The Goodwill Games are only half way to their ticket sales goal with the launch of the multi-sport extravaganza just four days away, but the top Games organiser is not concerned.

Goodwill Games president Michael Plant told Reuters that just over 200,000 tickets had been sold to the 15-sport, 15-day affair that begins in earnest Sunday with track and field, basketball, gymnastics and synchronized swimming.
"Our goal has been to sell between 350,000 and 400,000 tickets," admitted Plant, who said the ultimate capacity for spectators at the various venues would be more than 500,000.
"Do we think we can sell 200,000 tickets in the 15 days of the Games? Absolutely. A lot of our marketing, and our ethnic marketing, is designed to run within 48 hours of the events. Like with the Cuban boxers. It's all part of the strategy."
Plant said holding the Games in New York, where venues are mainly split between Manhattan and Long Island, has presented the organisers with unique conditions, "both from the positive and challenging side."
"Among the challenges to winning interest is that it is simply summer in New York. There is no other city in the world with so many options for people to do things.
"But this is also the biggest place to come to. People from 160 different countries live here, and there are great sports fans here."
Plant, who is also vice president of sports properties for Turner Sports, a subsidiary of Time Warner, would not reveal financial figures for the Games, but Games founder Ted Turner has never been shy about the heavy losses incurred in staging the previous Games in Moscow, Seattle and St Petersburg, Russia.
"Ted has said he lost over $100 million on the first three Games," Plant said. "Some people consider it a loss. Others consider it an investment in a franchise this company owns. We are building up the property value in the franchise."
Of course, the Games have provided valuable television programming. Plant said there will be 45 hours broadcast live on the TBS superstation and repeats of the shows.
There will also be 10 hours of weekend coverage aired on the CBS network, and eight hours on HBO during the last four days of the boxing competition at the close of the Games.

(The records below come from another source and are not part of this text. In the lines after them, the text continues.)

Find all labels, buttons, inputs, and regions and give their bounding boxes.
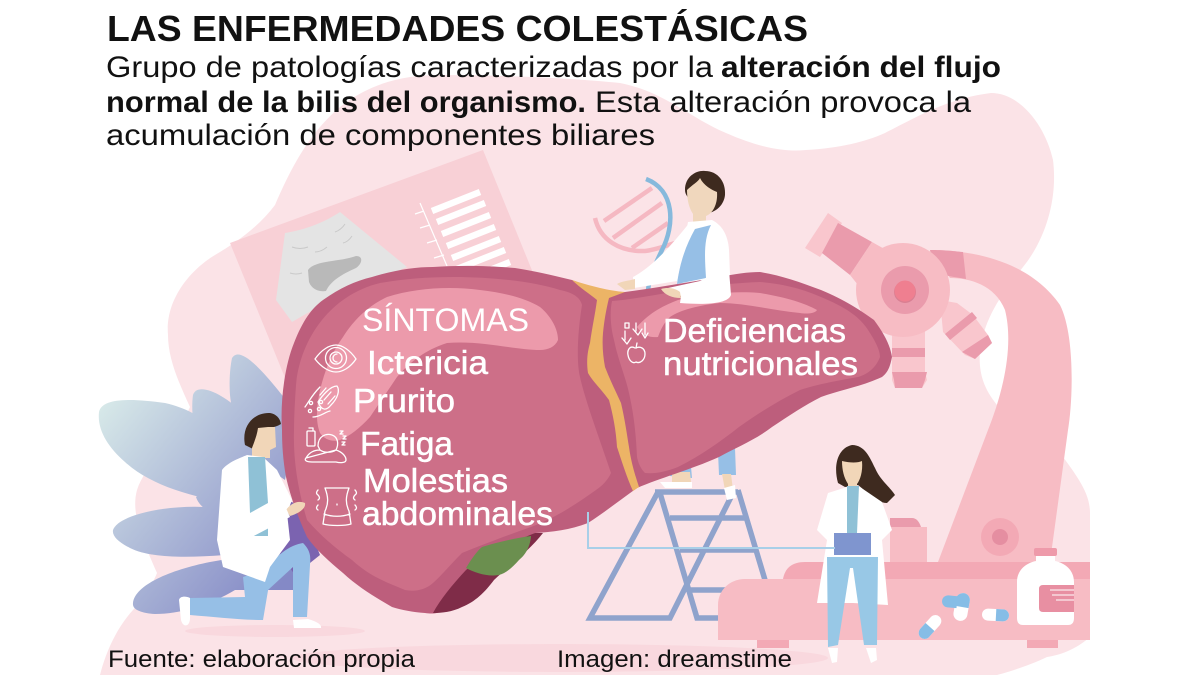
ultrasound scan [276,212,407,322]
symptom: deficiencias nutricionales [622,312,858,382]
paper sheet [230,150,540,390]
objective lenses [892,300,992,388]
symptom: deficiencias nutricionales: nutricionales [663,345,858,382]
symptom: ictericia: Ictericia [367,344,489,381]
shoes [828,648,877,663]
symptom: fatiga [305,425,454,463]
shirt [677,225,711,284]
doctor standing on ladder: body [660,448,736,500]
hand left [617,279,635,290]
face [687,178,717,226]
icon: tired person [305,428,346,463]
background blob [100,75,1090,675]
pill vertical [952,592,971,622]
symptom: molestias abdominales: abdominales [362,495,553,532]
bottle cap [1034,548,1057,556]
pill horizontal [982,608,1009,622]
left lobe [294,277,611,591]
icon: itchy hands [305,386,338,417]
icon: eye [315,345,356,372]
shoes [179,597,321,628]
leaves [99,354,320,614]
pill left [942,595,958,608]
right lobe [611,282,880,473]
source credit: Fuente: elaboración propia [108,646,416,673]
symptom: ictericia [315,344,489,381]
symptom: deficiencias nutricionales: Deficiencias [663,312,846,349]
microscope arm [930,250,1072,562]
gallbladder [466,536,531,576]
hair [685,171,725,213]
doctor with laptop [817,445,895,663]
report axis [415,203,447,266]
DNA pink strand [595,188,675,251]
ladder [590,490,765,618]
sleeve edge [240,508,290,538]
ground shadows [185,625,828,672]
liver scan silhouette [308,256,361,291]
right highlight [637,292,817,337]
intro paragraph: alteración del flujo [721,51,1001,84]
bottle [1017,548,1074,625]
symptom: fatiga: Fatiga [360,425,454,462]
microscope [718,213,1090,648]
cable [588,512,835,548]
icon: arrows and apple [622,323,648,363]
document with ultrasound [230,150,540,390]
trousers [827,557,878,647]
pill diagonal [916,613,944,641]
symptom: prurito: Prurito [353,382,455,419]
icon: abdomen [316,488,356,526]
intro paragraph: normal de la bilis del organismo. [106,86,586,119]
scan ticks [290,224,377,288]
rear leg [190,567,272,620]
symptom: molestias abdominales: Molestias [363,462,508,499]
forearm and coat edge [668,270,731,304]
doctor kneeling [179,413,321,628]
lab coat [817,487,892,605]
gallbladder shadow [433,533,543,613]
image credit: Imagen: dreamstime [557,646,792,673]
face [252,427,276,458]
left sleeve [633,222,690,288]
hand right [661,288,681,298]
intro paragraph: acumulación de componentes biliares [106,119,655,152]
shirt [847,486,859,533]
intro paragraph: Esta alteración provoca la [595,86,972,119]
liver outer rim [282,266,892,614]
bottle label [1039,585,1074,612]
DNA blue strand [646,179,670,290]
hair [244,413,281,450]
DNA helix [595,179,675,290]
left highlight [317,288,558,441]
hand [286,502,305,516]
lab coat [677,220,731,300]
report lines [432,192,510,280]
doctor top: upper body behind liver [677,171,731,300]
back hair [836,445,895,503]
front leg [263,543,310,617]
arm knob [981,518,1019,556]
doctor top: arms over liver [617,222,731,304]
laptop [834,533,871,555]
base feet [757,640,1058,648]
revolving head [856,243,950,337]
symptom: molestias abdominales [316,462,553,532]
upper base [783,562,1090,580]
shoes [660,482,736,500]
bottle body [1017,556,1074,625]
arm band [930,250,966,279]
stage block [890,518,927,563]
bile duct [572,280,639,491]
legs [665,448,736,478]
pills [916,592,1009,641]
intro paragraph: Grupo de patologías caracterizadas por la [106,51,714,84]
eyepiece [805,213,895,300]
intro paragraph [106,51,1001,152]
liver [282,266,892,614]
face [842,461,862,488]
shirt [248,457,268,536]
lab coat [217,455,292,582]
symptom: prurito [305,382,455,419]
title: LAS ENFERMEDADES COLESTÁSICAS [107,8,808,49]
feet [672,472,733,490]
symptoms heading: SÍNTOMAS [362,302,529,338]
lower base [718,579,1090,640]
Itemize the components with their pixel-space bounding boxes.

"I look at the Super Bowl, the Final Four, USA Today, some ventures in sports, some not, and the last I checked they all didn't make money at the start," said Plant.

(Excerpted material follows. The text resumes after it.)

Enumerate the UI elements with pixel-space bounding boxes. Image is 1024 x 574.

"We're starting to turn the corner. These Games will be more financially successful than any of them in the past."
The athletes also stand to be better off financially as the Games is offering a total of $5 million in prize money and performance incentives to assemble the best field possible.
On Saturday, the organisers are expected to announce other changes, including a shift of the timing of the next Games to the year 2001 so they don't compete with the 2002 Winter Olympics, the next World Cup soccer tournament, the Commonwealth Games and the Asian Games.
The next site of the Games, which were originally launched to help break down cold-war barriers between the Soviet Union and the United States, is expected to be awarded to a city outside the United States and Russia for the first time.